Quando ho scritto tutta l’ epopea del circo ho cercato  con cura ogni singolo pezzetto musicale.

Mancava il pagliaccio, mi ha detto qualcuno.

Ho una repulsione per i pagliacci, non è colpa mia. Allora prendo in prestito le parole di qualcun altro.

Questa è la storia di un clown che nello sguardo non ha più nulla di reale.

Che forse potrebbe fare un altro lavoro, ed essere impegnato come la maggior parte di noi, dalle nove alle cinque.

Aver a che fare con numeri e cose simili, muovendo piano le labbra, senza che ne venga fuori nulla di simile a una vera conversazione.

Il  cuore totalmente immobile.

Non lo scuote nemmeno più il suono degli applausi o la risata dei bambini: come immaginare un’altra vita possibile oltre il tendone?

Eppure un giorno qualcosa si muove, piano piano.

Forse è il tempo di aprire la gabbia e tornare per la strada, provare a incontrare la gente che sorride, mettere via quel naso rosso.

Forse è il momento di uscire dal tendone e vedere cosa c’è fuori.

E’ che in fondo ognuno vive come sa, come può.

Ognuno ha il suo tendone gommato a proteggerlo, ognuno sa quando uscirne.

E se io avessi saputo scrivere di un pagliaccio, avrei scritto proprio questa storia qua.

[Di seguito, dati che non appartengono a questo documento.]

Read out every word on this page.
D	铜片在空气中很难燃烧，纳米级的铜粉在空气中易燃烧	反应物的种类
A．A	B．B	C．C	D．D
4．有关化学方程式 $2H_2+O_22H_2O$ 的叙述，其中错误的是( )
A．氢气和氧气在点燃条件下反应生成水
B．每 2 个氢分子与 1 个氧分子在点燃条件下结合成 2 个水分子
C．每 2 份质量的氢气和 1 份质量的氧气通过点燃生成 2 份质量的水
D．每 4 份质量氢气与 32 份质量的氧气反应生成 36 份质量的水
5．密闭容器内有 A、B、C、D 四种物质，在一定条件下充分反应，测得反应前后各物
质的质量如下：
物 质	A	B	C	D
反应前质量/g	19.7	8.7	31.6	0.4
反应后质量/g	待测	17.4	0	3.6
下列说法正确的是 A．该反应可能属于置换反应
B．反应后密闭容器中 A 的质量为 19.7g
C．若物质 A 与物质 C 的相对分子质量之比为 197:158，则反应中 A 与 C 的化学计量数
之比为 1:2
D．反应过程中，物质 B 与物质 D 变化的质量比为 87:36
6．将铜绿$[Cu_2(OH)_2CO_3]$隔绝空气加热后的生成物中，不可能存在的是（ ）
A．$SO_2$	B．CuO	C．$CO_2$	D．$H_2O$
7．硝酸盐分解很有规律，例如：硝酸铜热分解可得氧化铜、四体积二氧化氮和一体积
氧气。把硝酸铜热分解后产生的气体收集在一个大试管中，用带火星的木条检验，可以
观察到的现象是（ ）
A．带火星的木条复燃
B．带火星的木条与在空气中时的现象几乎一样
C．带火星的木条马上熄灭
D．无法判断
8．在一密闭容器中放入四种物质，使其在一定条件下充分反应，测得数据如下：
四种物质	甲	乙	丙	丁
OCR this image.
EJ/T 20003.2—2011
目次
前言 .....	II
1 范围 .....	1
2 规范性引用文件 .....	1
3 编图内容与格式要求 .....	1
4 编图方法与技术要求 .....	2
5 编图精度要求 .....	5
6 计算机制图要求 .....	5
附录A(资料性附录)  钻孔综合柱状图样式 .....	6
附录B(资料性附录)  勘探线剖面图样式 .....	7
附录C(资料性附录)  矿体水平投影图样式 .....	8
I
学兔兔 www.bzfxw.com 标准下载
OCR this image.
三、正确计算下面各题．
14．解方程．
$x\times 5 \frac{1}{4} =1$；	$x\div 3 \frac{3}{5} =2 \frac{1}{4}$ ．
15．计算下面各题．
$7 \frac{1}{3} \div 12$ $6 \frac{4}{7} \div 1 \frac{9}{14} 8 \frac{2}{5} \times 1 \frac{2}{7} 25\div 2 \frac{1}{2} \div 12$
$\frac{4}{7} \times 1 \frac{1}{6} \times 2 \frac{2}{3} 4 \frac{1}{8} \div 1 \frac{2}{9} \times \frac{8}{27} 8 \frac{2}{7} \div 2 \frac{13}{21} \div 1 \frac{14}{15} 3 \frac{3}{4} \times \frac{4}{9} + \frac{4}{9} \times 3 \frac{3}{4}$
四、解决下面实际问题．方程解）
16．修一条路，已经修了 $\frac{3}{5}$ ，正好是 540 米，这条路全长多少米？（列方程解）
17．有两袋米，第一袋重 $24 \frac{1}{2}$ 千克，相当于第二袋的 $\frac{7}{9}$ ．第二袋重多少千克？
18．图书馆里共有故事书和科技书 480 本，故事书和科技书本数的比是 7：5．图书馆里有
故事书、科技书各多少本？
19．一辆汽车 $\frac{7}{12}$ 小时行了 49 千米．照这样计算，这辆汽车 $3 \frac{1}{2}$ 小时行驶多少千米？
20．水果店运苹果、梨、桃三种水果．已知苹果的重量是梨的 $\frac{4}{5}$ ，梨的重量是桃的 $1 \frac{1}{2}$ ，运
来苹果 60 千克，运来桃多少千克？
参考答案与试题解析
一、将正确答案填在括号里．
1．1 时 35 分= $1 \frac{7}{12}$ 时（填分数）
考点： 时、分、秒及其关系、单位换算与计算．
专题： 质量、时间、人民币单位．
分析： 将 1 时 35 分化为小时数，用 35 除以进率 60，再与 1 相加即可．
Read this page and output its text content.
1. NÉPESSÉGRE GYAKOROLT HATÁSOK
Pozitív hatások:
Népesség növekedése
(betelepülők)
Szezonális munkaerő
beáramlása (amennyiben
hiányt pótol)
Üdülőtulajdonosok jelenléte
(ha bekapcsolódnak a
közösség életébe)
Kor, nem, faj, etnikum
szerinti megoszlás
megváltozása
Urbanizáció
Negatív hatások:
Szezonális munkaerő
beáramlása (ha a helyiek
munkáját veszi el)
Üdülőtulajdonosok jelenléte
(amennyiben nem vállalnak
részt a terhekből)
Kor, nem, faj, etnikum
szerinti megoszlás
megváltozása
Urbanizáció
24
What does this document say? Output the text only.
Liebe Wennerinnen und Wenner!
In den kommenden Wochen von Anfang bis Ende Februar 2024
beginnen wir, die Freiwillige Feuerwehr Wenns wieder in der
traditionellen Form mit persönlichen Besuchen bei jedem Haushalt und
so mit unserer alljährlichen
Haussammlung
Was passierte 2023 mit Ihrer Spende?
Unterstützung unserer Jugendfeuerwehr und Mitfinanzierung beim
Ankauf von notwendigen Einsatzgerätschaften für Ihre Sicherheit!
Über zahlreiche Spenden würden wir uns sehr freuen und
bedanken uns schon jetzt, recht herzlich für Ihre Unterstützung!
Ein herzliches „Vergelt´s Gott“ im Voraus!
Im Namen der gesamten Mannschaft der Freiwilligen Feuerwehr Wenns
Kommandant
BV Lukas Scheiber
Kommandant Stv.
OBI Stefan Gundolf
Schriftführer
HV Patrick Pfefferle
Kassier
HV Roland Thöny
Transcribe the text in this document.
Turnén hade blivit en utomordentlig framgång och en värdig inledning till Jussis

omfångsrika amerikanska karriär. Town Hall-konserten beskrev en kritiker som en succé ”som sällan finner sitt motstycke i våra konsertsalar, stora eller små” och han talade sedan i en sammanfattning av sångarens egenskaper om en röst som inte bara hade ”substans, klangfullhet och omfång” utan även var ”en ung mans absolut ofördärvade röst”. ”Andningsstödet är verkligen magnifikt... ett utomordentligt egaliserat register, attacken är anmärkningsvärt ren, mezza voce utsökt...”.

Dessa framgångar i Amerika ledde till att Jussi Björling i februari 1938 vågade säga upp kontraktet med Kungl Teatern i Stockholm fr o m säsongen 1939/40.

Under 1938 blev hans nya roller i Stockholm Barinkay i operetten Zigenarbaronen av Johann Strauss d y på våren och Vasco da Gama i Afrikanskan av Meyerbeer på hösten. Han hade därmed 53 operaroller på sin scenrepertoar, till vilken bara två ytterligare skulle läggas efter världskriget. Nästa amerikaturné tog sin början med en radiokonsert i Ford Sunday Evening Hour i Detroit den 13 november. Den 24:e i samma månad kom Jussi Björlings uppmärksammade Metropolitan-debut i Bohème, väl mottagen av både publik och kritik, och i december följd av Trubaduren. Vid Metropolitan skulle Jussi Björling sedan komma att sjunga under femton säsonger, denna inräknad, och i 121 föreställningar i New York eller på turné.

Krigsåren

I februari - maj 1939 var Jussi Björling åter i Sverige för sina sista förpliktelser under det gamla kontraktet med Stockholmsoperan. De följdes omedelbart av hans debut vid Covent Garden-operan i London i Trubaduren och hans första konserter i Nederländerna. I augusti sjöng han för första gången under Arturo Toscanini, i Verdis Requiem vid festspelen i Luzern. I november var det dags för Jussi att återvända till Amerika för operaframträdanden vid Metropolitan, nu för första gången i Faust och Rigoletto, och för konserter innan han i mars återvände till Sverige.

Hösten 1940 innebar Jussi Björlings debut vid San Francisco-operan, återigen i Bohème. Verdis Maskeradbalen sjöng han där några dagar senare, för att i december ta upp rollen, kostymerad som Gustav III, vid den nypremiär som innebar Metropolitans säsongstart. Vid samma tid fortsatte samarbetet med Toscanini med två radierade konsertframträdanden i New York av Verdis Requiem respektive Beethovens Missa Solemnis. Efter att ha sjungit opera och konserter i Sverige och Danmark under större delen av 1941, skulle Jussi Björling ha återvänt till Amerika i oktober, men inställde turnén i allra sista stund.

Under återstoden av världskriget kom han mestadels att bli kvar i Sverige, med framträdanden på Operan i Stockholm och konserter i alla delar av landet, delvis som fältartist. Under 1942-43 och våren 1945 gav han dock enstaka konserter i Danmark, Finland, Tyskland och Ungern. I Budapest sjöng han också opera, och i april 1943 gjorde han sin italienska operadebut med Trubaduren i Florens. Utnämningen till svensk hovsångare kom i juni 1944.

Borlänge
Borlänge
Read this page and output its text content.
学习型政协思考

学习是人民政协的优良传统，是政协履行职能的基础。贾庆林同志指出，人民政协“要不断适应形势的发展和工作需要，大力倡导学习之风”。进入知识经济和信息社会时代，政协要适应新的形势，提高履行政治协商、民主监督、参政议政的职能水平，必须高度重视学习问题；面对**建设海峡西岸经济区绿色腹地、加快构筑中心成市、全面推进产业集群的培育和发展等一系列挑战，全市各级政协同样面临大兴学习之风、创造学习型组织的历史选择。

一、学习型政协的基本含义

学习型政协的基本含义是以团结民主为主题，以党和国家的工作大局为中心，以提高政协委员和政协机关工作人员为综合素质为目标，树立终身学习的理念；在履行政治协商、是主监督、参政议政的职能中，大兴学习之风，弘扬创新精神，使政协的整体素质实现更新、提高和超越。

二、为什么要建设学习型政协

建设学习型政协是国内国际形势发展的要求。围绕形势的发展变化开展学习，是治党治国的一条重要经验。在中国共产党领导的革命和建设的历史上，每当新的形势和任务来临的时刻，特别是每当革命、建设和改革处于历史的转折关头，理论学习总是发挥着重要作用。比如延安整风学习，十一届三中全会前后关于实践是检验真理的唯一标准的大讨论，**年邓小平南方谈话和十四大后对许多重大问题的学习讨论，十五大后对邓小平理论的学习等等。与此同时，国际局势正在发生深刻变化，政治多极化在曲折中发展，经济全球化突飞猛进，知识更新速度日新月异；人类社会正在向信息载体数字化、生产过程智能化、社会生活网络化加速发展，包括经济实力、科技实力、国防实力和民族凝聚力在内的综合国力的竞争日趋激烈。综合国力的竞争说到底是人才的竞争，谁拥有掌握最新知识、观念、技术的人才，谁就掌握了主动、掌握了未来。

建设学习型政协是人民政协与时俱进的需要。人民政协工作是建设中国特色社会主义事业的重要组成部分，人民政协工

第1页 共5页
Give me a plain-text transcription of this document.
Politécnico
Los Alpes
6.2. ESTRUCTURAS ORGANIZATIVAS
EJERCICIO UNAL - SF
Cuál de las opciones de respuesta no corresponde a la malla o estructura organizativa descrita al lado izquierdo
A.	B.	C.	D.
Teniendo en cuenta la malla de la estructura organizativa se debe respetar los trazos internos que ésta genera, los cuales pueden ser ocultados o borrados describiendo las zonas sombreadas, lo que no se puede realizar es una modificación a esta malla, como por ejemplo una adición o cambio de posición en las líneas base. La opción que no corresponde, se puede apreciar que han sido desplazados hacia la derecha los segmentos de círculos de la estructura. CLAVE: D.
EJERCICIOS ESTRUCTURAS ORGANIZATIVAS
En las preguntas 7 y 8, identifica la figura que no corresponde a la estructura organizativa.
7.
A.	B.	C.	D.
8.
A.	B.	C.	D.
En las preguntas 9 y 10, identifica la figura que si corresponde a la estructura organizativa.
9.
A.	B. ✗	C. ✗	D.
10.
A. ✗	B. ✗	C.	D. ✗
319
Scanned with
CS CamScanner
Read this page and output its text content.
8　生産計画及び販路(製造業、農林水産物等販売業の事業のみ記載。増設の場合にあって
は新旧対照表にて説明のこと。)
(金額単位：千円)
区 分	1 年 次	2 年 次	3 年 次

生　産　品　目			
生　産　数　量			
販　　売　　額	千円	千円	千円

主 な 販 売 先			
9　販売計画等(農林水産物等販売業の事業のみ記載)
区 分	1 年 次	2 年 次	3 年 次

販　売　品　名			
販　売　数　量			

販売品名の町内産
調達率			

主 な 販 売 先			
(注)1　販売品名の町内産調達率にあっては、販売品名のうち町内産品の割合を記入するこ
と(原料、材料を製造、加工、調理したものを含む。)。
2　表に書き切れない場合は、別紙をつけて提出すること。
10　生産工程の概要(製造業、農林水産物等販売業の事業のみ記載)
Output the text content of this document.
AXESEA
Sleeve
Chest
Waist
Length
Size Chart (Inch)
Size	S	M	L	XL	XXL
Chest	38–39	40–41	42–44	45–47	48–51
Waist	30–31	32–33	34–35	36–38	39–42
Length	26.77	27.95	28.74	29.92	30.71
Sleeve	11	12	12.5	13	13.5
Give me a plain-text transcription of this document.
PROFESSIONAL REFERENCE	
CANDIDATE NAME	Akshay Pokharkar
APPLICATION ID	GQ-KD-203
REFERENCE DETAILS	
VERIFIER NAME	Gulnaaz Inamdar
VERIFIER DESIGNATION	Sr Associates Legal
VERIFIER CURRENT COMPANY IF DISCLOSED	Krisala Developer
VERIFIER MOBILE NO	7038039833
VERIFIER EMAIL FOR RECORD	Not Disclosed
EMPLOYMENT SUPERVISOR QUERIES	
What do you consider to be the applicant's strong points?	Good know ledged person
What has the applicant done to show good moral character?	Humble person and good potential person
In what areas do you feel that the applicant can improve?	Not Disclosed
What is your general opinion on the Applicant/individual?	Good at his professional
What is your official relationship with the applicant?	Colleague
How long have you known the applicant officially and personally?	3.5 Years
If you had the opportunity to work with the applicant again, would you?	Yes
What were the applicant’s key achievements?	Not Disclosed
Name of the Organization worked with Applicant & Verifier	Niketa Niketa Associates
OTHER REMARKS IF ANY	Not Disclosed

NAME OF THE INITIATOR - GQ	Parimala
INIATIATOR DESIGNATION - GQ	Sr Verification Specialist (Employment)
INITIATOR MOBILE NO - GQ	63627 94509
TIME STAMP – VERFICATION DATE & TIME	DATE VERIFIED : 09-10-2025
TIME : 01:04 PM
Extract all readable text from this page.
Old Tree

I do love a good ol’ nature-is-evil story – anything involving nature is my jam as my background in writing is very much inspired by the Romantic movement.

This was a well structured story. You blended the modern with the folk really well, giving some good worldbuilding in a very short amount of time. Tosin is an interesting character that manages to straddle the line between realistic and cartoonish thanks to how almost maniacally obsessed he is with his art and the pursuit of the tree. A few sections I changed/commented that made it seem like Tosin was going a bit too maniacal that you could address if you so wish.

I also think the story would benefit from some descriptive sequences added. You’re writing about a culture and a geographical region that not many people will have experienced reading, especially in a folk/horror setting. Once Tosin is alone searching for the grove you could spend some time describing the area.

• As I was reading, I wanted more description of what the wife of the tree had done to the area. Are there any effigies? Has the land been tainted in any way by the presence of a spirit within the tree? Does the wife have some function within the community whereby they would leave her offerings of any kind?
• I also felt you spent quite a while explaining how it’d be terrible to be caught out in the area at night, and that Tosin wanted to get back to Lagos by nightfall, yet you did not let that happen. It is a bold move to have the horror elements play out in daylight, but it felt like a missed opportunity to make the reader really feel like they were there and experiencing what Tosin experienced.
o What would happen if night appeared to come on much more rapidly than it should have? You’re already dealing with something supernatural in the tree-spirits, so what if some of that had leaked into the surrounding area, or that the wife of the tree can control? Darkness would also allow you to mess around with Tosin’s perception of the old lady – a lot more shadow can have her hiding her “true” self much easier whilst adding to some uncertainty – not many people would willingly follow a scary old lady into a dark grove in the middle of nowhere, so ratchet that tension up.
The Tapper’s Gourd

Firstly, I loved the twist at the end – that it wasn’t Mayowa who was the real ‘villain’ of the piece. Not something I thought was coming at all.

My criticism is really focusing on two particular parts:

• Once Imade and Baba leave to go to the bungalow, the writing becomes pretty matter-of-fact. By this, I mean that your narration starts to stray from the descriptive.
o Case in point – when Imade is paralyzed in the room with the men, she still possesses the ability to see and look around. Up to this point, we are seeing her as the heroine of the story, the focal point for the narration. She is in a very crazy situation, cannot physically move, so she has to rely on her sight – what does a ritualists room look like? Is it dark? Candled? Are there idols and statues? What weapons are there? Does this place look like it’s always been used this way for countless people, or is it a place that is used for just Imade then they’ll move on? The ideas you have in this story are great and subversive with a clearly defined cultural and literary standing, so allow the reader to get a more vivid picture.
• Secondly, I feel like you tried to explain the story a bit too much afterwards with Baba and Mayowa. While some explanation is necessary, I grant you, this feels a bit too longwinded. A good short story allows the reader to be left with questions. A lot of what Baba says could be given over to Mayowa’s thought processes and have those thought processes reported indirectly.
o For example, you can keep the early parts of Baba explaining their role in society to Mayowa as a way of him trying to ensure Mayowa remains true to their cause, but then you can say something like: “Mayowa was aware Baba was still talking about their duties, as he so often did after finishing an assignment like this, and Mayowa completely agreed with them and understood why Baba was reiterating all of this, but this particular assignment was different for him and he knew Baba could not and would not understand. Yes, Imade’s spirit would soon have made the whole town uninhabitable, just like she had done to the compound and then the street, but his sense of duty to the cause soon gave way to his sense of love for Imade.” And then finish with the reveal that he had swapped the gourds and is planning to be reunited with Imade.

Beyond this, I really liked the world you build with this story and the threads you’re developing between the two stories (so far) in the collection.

51 Risposte to “Dietro un naso di plastica si nasconde quello vero. Che spesso è più bello.”

  1. Flounder Says:

    (la verità è che ogni personaggio del circo conteneva molto di me e riuscire a vedersi da soli il proprio naso rosso non è facile)

  2. cletus Says:

    poi, a parte…(ma anche no), te lo dico io.

  3. Bustrofedon Says:

    …soprattutto se è rosso perché hai bevuto 🙂

    Poi, un giorno, ci soffermeremo sul fatto che tu sei la prima a commentare un tuo post: schizofrenia?

  4. Flounder Says:

    grazie, cletus: sei un amico 🙂

    bustro, non è schizofrenia, giuro. e nemmeno mania di protagonismo.
    è che il post ha una sua completezza in sé, questa è la nota a margine.
    (questa canzone ha fatto tutta una strada dallo stomaco al naso)

  5. Modesta Says:

    …mi si sta lacerando il tendone gommato. E’ tornato l’Universo.

  6. Effe Says:

    è che nessuno può scrivere la propria storia, finché non esce dal tendone
    (ma si può scrivere quelle degli altri e poi procedere al baratto)

  7. Flounder Says:

    scambio storie altrui con storia personale.
    astenersi portatori di finali tragici.

  8. Flounder Says:

    modesta, l’importante è restare fermi.

  9. Flounder Says:

    e siccome sto assai languida, vi lascio pure il tanghetto della giornata

  10. essenziale Says:

    tu starai pure assai languida ma ci pensi che un tanghetto col violino può anche uccidere al rientro da pastiere e varie ed eventuali?

  11. Flounder Says:

    fra poco il titolo del blog cambierà nuovamente.
    sarà Certe piccole lunfardìe 😀

  12. essenziale Says:

    tu davvero ne sai a pacchi!
    anche di Vocabulari

  13. Modesta Says:

    sono stata ferma assai Flo, mò bisogna muoversi un pò, poi mi rifermo, che mi dovessi stancare troppo…. però prima mi sgranchisco un pò le gambe, e il cervello…

  14. Modesta Says:

    p.s. i pagliacci non piacciono nemmeno a me, chissà perchè poi….

  15. ArimaneBis Says:

    scambi storie, Flo?
    ecco qui il mio circo.

  16. ArimaneBis Says:

    scambi storie, Flo?
    ecco qui il mio circo.

  17. ArimaneBis Says:

    ma che combina Mr Splinder?
    pardon!

  18. Flounder Says:

    arimane, scambiare le storie con te è proprio bello.
    poi solo ultimamente ho scoperto anche i tuoi blog secondari.
    tu sei uno di quelli che scrive con accuratezza, senza alcuna casualità, senza equivoci.
    che poi Рchecch̩ ne dica effe Рtu andresti letto su carta, sottolineato in alcuni punti, con delle orecchiette alle pagine in altri.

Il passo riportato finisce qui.